Our top-performing social media post of the year was on Facebook, and it was a post about having more than a million website visitors. A nice post for us, but not very poetic.
More interesting to us is the traffic that posts received this year. Most of these post that are in our top ten for 2025 are older posts that "have legs." Even looking at what got the most views just in December 2025, "Menu Poems" is still on top. But this month there are some others that were popular but no in the top 10. For example, Baudelaire, Sex, Death and Banned Poems, and Oscar Wilde: Be yourself; everyone else is already taken. were in this month's top 10, along with a post about the Allen Ginsberg poetry form known as American Sentences.
Here are the TOP 10 POSTS of 2025.
Four of our prompts top the list. They are no longer open to submissions, but I do know that past prompts often get viewed, and I would hope poets are still using them as inspiration.
Menu Poems tops the list with over 5,000 views. Why? We'll never know for sure, but it was a form that we seem to have invented.
Sonnet + Addonizio = Sonnenizio was a follow-up to a prompt about that invented form from Kim Addonizio. Here are the sommenizios that we published.
The third prompt to be in our top 10 is Being in the Moment with a model poem from Jane Hirshfield.
The number 5 and several poetry forms (cinquain/quintain/quintet) served as the prompts for our issue titled Five.
One post is about all the poetry references in the Bill Murray film, Groundhog Day. It's a movie I love, and the poetry of it was probably lost on many viewers. Check it out at Poetry at the Movies: Groundhog Day
I understand the popularity of The Trouble With Poetry and Billy Collins. Billy is very popular. Maybe readers thought that post was also about some trouble with Billy and not just his trouble with poetry.
I don't understand all the traffic to the brief post 2018 National Book Critics Circle Award in Poetry, which is old news. Perhaps it's just that Ada Limón is also a very popular poet.
Although the post Cherry Blossom Haiku and the Seasons included a lot of spring haiku, it really is about how haiku poets treat all of the seasons. I am a fan of the haiku form and write about it regularly here and elsewhere.

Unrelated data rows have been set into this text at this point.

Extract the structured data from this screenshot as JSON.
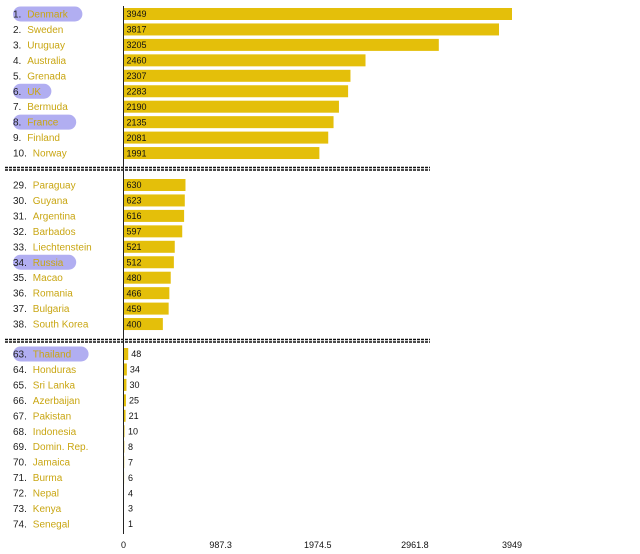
{
  "chart_data": {
    "type": "bar",
    "orientation": "horizontal",
    "colors": {
      "bar": "#e4bf0a",
      "highlight": "#a9a5ef",
      "label": "#c9a612",
      "separator": "#111111"
    },
    "xlim": [
      0,
      3949
    ],
    "xticks": [
      "0",
      "987.3",
      "1974.5",
      "2961.8",
      "3949"
    ],
    "groups": [
      {
        "rows": [
          {
            "rank": "1.",
            "name": "Denmark",
            "value": 3949,
            "highlight": true
          },
          {
            "rank": "2.",
            "name": "Sweden",
            "value": 3817,
            "highlight": false
          },
          {
            "rank": "3.",
            "name": "Uruguay",
            "value": 3205,
            "highlight": false
          },
          {
            "rank": "4.",
            "name": "Australia",
            "value": 2460,
            "highlight": false
          },
          {
            "rank": "5.",
            "name": "Grenada",
            "value": 2307,
            "highlight": false
          },
          {
            "rank": "6.",
            "name": "UK",
            "value": 2283,
            "highlight": true
          },
          {
            "rank": "7.",
            "name": "Bermuda",
            "value": 2190,
            "highlight": false
          },
          {
            "rank": "8.",
            "name": "France",
            "value": 2135,
            "highlight": true
          },
          {
            "rank": "9.",
            "name": "Finland",
            "value": 2081,
            "highlight": false
          },
          {
            "rank": "10.",
            "name": "Norway",
            "value": 1991,
            "highlight": false
          }
        ]
      },
      {
        "rows": [
          {
            "rank": "29.",
            "name": "Paraguay",
            "value": 630,
            "highlight": false
          },
          {
            "rank": "30.",
            "name": "Guyana",
            "value": 623,
            "highlight": false
          },
          {
            "rank": "31.",
            "name": "Argentina",
            "value": 616,
            "highlight": false
          },
          {
            "rank": "32.",
            "name": "Barbados",
            "value": 597,
            "highlight": false
          },
          {
            "rank": "33.",
            "name": "Liechtenstein",
            "value": 521,
            "highlight": false
          },
          {
            "rank": "34.",
            "name": "Russia",
            "value": 512,
            "highlight": true
          },
          {
            "rank": "35.",
            "name": "Macao",
            "value": 480,
            "highlight": false
          },
          {
            "rank": "36.",
            "name": "Romania",
            "value": 466,
            "highlight": false
          },
          {
            "rank": "37.",
            "name": "Bulgaria",
            "value": 459,
            "highlight": false
          },
          {
            "rank": "38.",
            "name": "South Korea",
            "value": 400,
            "highlight": false
          }
        ]
      },
      {
        "rows": [
          {
            "rank": "63.",
            "name": "Thailand",
            "value": 48,
            "highlight": true
          },
          {
            "rank": "64.",
            "name": "Honduras",
            "value": 34,
            "highlight": false
          },
          {
            "rank": "65.",
            "name": "Sri Lanka",
            "value": 30,
            "highlight": false
          },
          {
            "rank": "66.",
            "name": "Azerbaijan",
            "value": 25,
            "highlight": false
          },
          {
            "rank": "67.",
            "name": "Pakistan",
            "value": 21,
            "highlight": false
          },
          {
            "rank": "68.",
            "name": "Indonesia",
            "value": 10,
            "highlight": false
          },
          {
            "rank": "69.",
            "name": "Domin. Rep.",
            "value": 8,
            "highlight": false
          },
          {
            "rank": "70.",
            "name": "Jamaica",
            "value": 7,
            "highlight": false
          },
          {
            "rank": "71.",
            "name": "Burma",
            "value": 6,
            "highlight": false
          },
          {
            "rank": "72.",
            "name": "Nepal",
            "value": 4,
            "highlight": false
          },
          {
            "rank": "73.",
            "name": "Kenya",
            "value": 3,
            "highlight": false
          },
          {
            "rank": "74.",
            "name": "Senegal",
            "value": 1,
            "highlight": false
          }
        ]
      }
    ]
  }
}
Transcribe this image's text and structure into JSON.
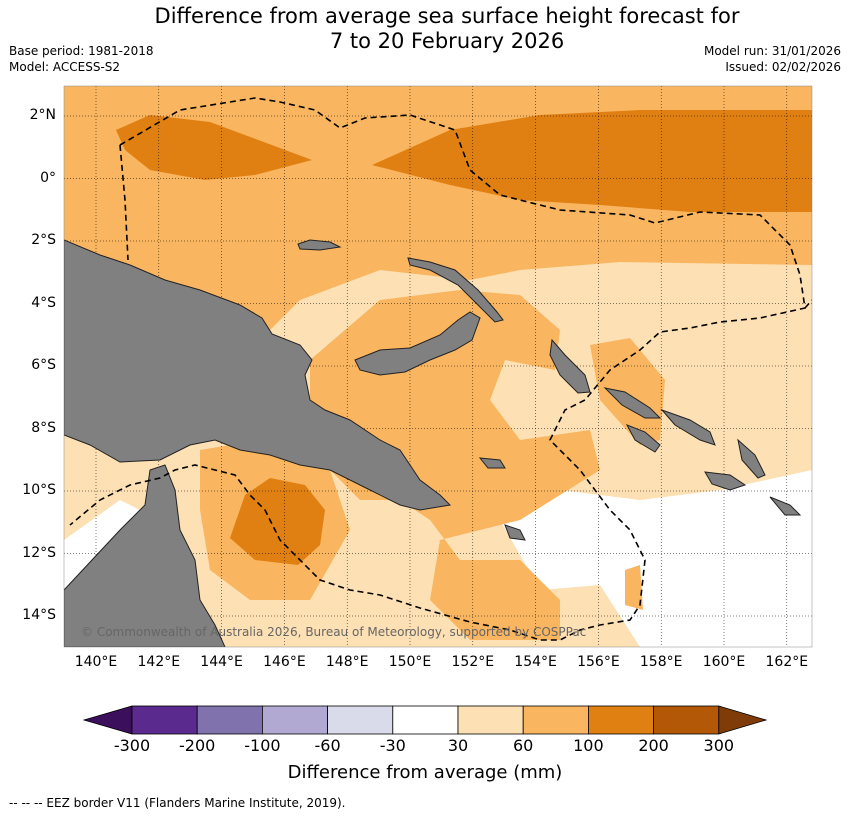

Rounding out our top 10 with about 1,500 views is Our Random Poetry Line Generators Are Not AI. Artificial Intelligence is big news in the past few years. But we posted two chunks of code on our main site that generate possible first lines for a poem. It's not AI by any means, and it's random and limited, but we used it once as a prompt way back in the last century (1999) when no one was really thinking about AI used for writing. You can see the poems that came from that here.